Racial Differences in Emotional Distress Among Breast Cancer Survivors During COVID-19 Pandemic Reflects Past Healthcare Experiences

White and Black breast cancer survivors are experiencing different levels of emotional distress during the COVID-19 pandemic, a survey found, which may speak to disparities in cancer treatment that long precede the global crisis.

The COVID-19 pandemic resulted in significant delays in cancer care and treatment—but for Black patients, the delays may not be new. Previous research has found that Black women with breast cancer experience delays in diagnosis-to-treatment times. They received surgery and chemotherapy about a week after White women (average, eight days and seven days, respectively), and for radiotherapy, they waited an average three days longer than White women.

White breast cancer survivors reported significantly higher levels of distress than their Black counterparts, and according to the researchers, this may be because Black patients are already used to experiencing delays in treatment and have coping mechanisms in place for such distress.

“Prior to the pandemic, treatment delays were part of systemic and structural health inequities in the USA. The impact of these inequities had the greatest impact on Black breast cancer survivors, with significant disparities in mortality compared to White breast cancer survivors. Limited access to cancer care during the pandemic has provided a window into the risks and consequences of delays in cancer care for cancer health outcomes,” the researchers pointed out.

Two breast cancer survivors and one clinician reviewed and piloted the 50-item, electronic survey. Items pertaining to worry used a 0–100 scale, with 0 indicating disagree and 100 indicating agree. Between April 2­–27, 2020, 633 breast cancer survivors responded, including one male. Responses from 570 survivors were analyzed; 81% were White, and 19% were Black. The average age was 47.92 years (standard deviation [SD], 10.86 years), and White respondents were slightly younger (47.18 years vs. 51.16 years); the average age at diagnosis was 42.59 years (SD, 10.17 years).
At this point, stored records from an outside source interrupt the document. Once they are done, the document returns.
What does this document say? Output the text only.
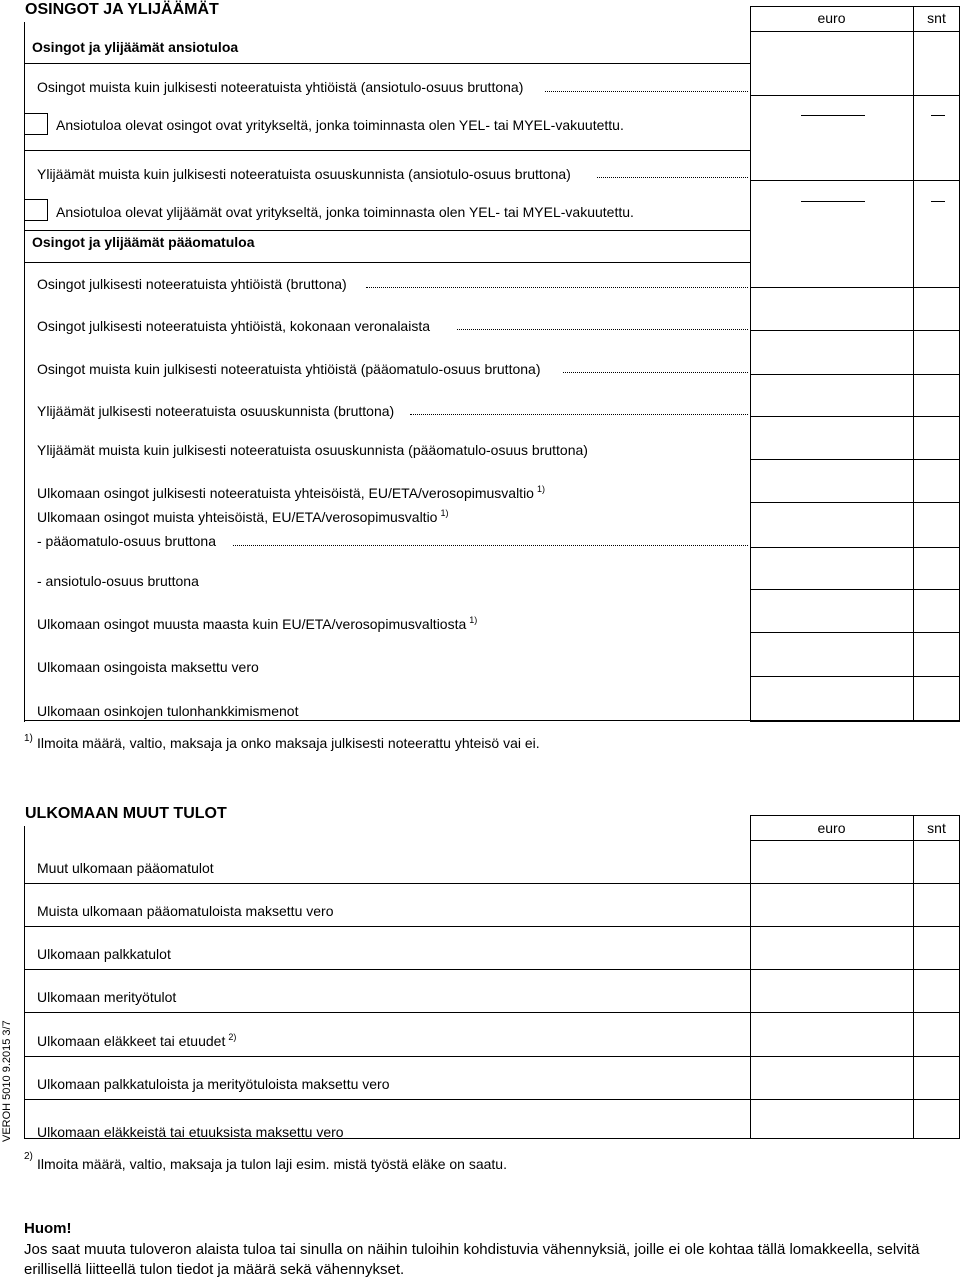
OSINGOT JA YLIJÄÄMÄT	euro	snt
Osingot ja ylijäämät ansiotuloa
Osingot muista kuin julkisesti noteeratuista yhtiöistä (ansiotulo-osuus bruttona)
Ansiotuloa olevat osingot ovat yritykseltä, jonka toiminnasta olen YEL- tai MYEL-vakuutettu.
Ylijäämät muista kuin julkisesti noteeratuista osuuskunnista (ansiotulo-osuus bruttona)
Ansiotuloa olevat ylijäämät ovat yritykseltä, jonka toiminnasta olen YEL- tai MYEL-vakuutettu.
Osingot ja ylijäämät pääomatuloa
Osingot julkisesti noteeratuista yhtiöistä (bruttona)
Osingot julkisesti noteeratuista yhtiöistä, kokonaan veronalaista
Osingot muista kuin julkisesti noteeratuista yhtiöistä (pääomatulo-osuus bruttona)
Ylijäämät julkisesti noteeratuista osuuskunnista (bruttona)
Ylijäämät muista kuin julkisesti noteeratuista osuuskunnista (pääomatulo-osuus bruttona)
Ulkomaan osingot julkisesti noteeratuista yhteisöistä, EU/ETA/verosopimusvaltio $^{1)}$
Ulkomaan osingot muista yhteisöistä, EU/ETA/verosopimusvaltio $^{1)}$
- pääomatulo-osuus bruttona
- ansiotulo-osuus bruttona
Ulkomaan osingot muusta maasta kuin EU/ETA/verosopimusvaltiosta $^{1)}$
Ulkomaan osingoista maksettu vero
Ulkomaan osinkojen tulonhankkimismenot
1) Ilmoita määrä, valtio, maksaja ja onko maksaja julkisesti noteerattu yhteisö vai ei.
ULKOMAAN MUUT TULOT
euro	snt
Muut ulkomaan pääomatulot
Muista ulkomaan pääomatuloista maksettu vero
Ulkomaan palkkatulot
Ulkomaan merityötulot
Ulkomaan eläkkeet tai etuudet $^{2)}$
Ulkomaan palkkatuloista ja merityötuloista maksettu vero
Ulkomaan eläkkeistä tai etuuksista maksettu vero
2) Ilmoita määrä, valtio, maksaja ja tulon laji esim. mistä työstä eläke on saatu.
VEROH 5010 9.2015 3/7
Huom!
Jos saat muuta tuloveron alaista tuloa tai sinulla on näihin tuloihin kohdistuvia vähennyksiä, joille ei ole kohtaa tällä lomakkeella, selvitä erillisellä liitteellä tulon tiedot ja määrä sekä vähennykset.
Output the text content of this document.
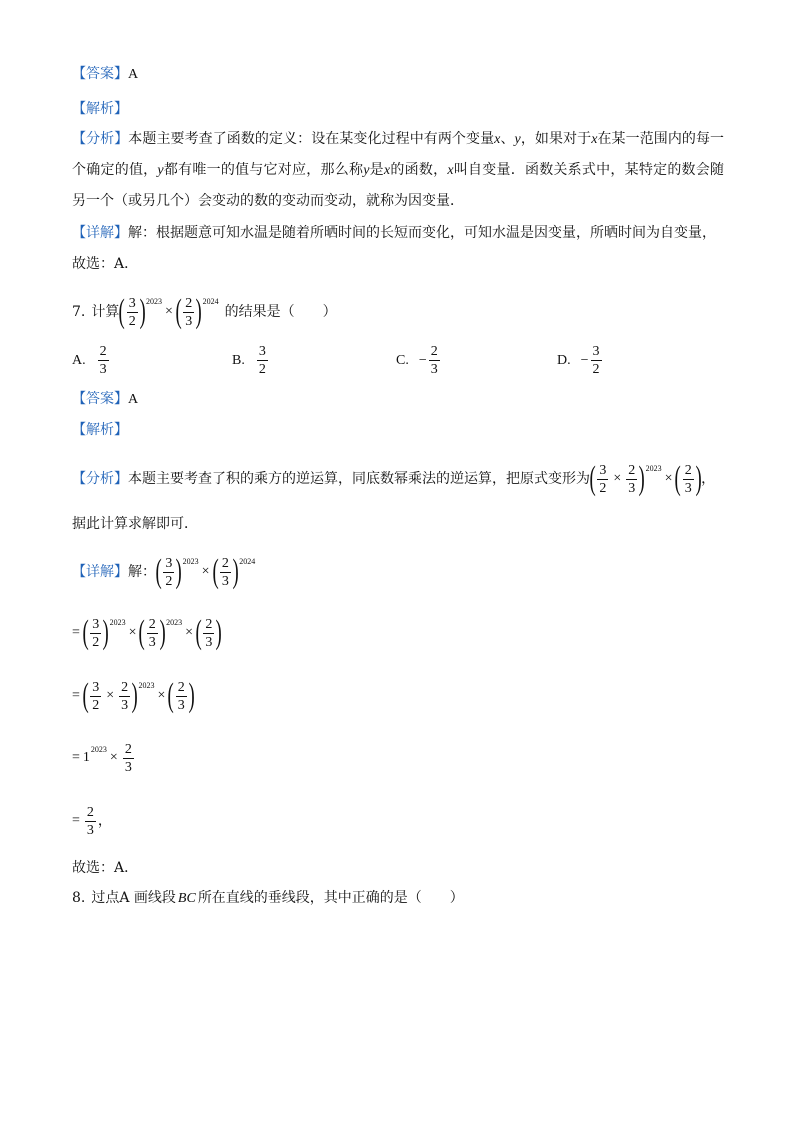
【答案】A
【解析】
【分析】本题主要考查了函数的定义：设在某变化过程中有两个变量x、y，如果对于x在某一范围内的每一个确定的值，y都有唯一的值与它对应，那么称y是x的函数，x叫自变量．函数关系式中，某特定的数会随另一个（或另几个）会变动的数的变动而变动，就称为因变量．
【详解】解：根据题意可知水温是随着所晒时间的长短而变化，可知水温是因变量，所晒时间为自变量，
故选：A．
7. 计算 ( $\frac{3}{2}$ ) 2023
× ( $\frac{2}{3}$ ) 2024
的结果是（　　）
A. $\frac{2}{3}$	B. $\frac{3}{2}$	C. − $\frac{2}{3}$	D. − $\frac{3}{2}$
【答案】A
【解析】
【分析】 本题主要考查了积的乘方的逆运算，同底数幂乘法的逆运算，把原式变形为 ( $\frac{3}{2} \times \frac{2}{3}$ ) 2023
× ( $\frac{2}{3}$ ) ，
据此计算求解即可．
【详解】 解： ( $\frac{3}{2}$ ) 2023
× ( $\frac{2}{3}$ ) 2024
= ( $\frac{3}{2}$ ) 2023
× ( $\frac{2}{3}$ ) 2023
× ( $\frac{2}{3}$ )
= ( $\frac{3}{2} \times \frac{2}{3}$ ) 2023
× ( $\frac{2}{3}$ )
= 1
2023
× $\frac{2}{3}$
= $\frac{2}{3}$ ，
故选：A．
8. 过点A 画线段 BC 所在直线的垂线段，其中正确的是（　　）
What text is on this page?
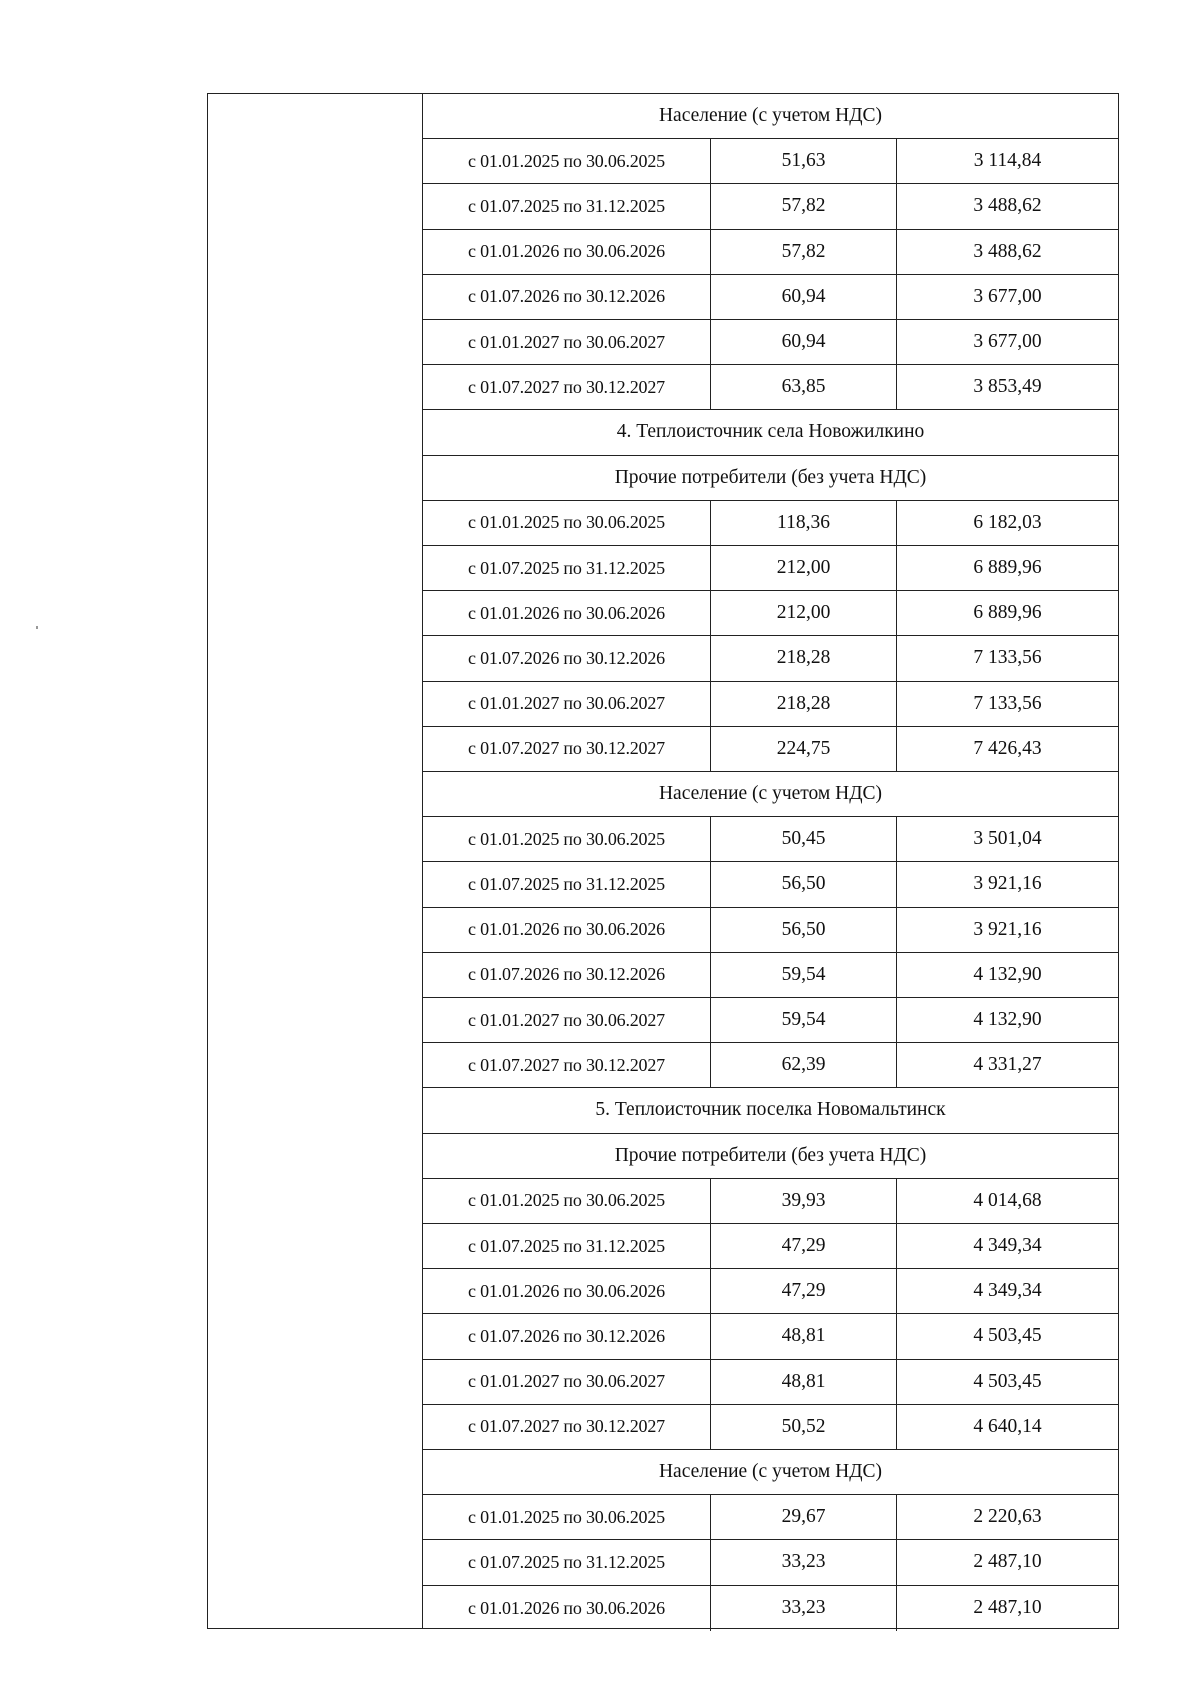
Население (с учетом НДС)
с 01.01.2025 по 30.06.2025	51,63	3 114,84
с 01.07.2025 по 31.12.2025	57,82	3 488,62
с 01.01.2026 по 30.06.2026	57,82	3 488,62
с 01.07.2026 по 30.12.2026	60,94	3 677,00
с 01.01.2027 по 30.06.2027	60,94	3 677,00
с 01.07.2027 по 30.12.2027	63,85	3 853,49
4. Теплоисточник села Новожилкино
Прочие потребители (без учета НДС)
с 01.01.2025 по 30.06.2025	118,36	6 182,03
с 01.07.2025 по 31.12.2025	212,00	6 889,96
с 01.01.2026 по 30.06.2026	212,00	6 889,96
с 01.07.2026 по 30.12.2026	218,28	7 133,56
с 01.01.2027 по 30.06.2027	218,28	7 133,56
с 01.07.2027 по 30.12.2027	224,75	7 426,43
Население (с учетом НДС)
с 01.01.2025 по 30.06.2025	50,45	3 501,04
с 01.07.2025 по 31.12.2025	56,50	3 921,16
с 01.01.2026 по 30.06.2026	56,50	3 921,16
с 01.07.2026 по 30.12.2026	59,54	4 132,90
с 01.01.2027 по 30.06.2027	59,54	4 132,90
с 01.07.2027 по 30.12.2027	62,39	4 331,27
5. Теплоисточник поселка Новомальтинск
Прочие потребители (без учета НДС)
с 01.01.2025 по 30.06.2025	39,93	4 014,68
с 01.07.2025 по 31.12.2025	47,29	4 349,34
с 01.01.2026 по 30.06.2026	47,29	4 349,34
с 01.07.2026 по 30.12.2026	48,81	4 503,45
с 01.01.2027 по 30.06.2027	48,81	4 503,45
с 01.07.2027 по 30.12.2027	50,52	4 640,14
Население (с учетом НДС)
с 01.01.2025 по 30.06.2025	29,67	2 220,63
с 01.07.2025 по 31.12.2025	33,23	2 487,10
с 01.01.2026 по 30.06.2026	33,23	2 487,10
More than half of respondents were currently receiving cancer treatment; 42% reported delays in care caused by the pandemic. White respondents, compared to Black ones, had higher mean all-health-related, cancer-related, and non-cancer-related distress. They were also more worried about delays/interruptions to their cancer care and their cancer care taking longer than anticipated due to COVID-19, and they were more worried that their cancer would get worse or spread during the pandemic. White respondents were also more worried about their general health and about getting COVID-19.

The study authors posed several possible explanations for these differences in levels of distress, including the pandemic itself. Black communities are experiencing higher rates of COVID-19 infection and mortality, as well as changes in factors including income, employment, and health insurance. It’s possible that Black breast cancer survivors are prioritizing other challenges during this time rather than their health and their cancer care because they are balancing other pressing items.

Although they suggested some potential reasons for the study’ results, the authors said further research is warranted, “not only to gain a systematic understanding of emotional distress related to barriers to healthcare access but also to determine how differences in emotional distress contribute to disparities in cancer health outcomes.”

The study was published in the Journal of Racial and Ethnic Health Disparities.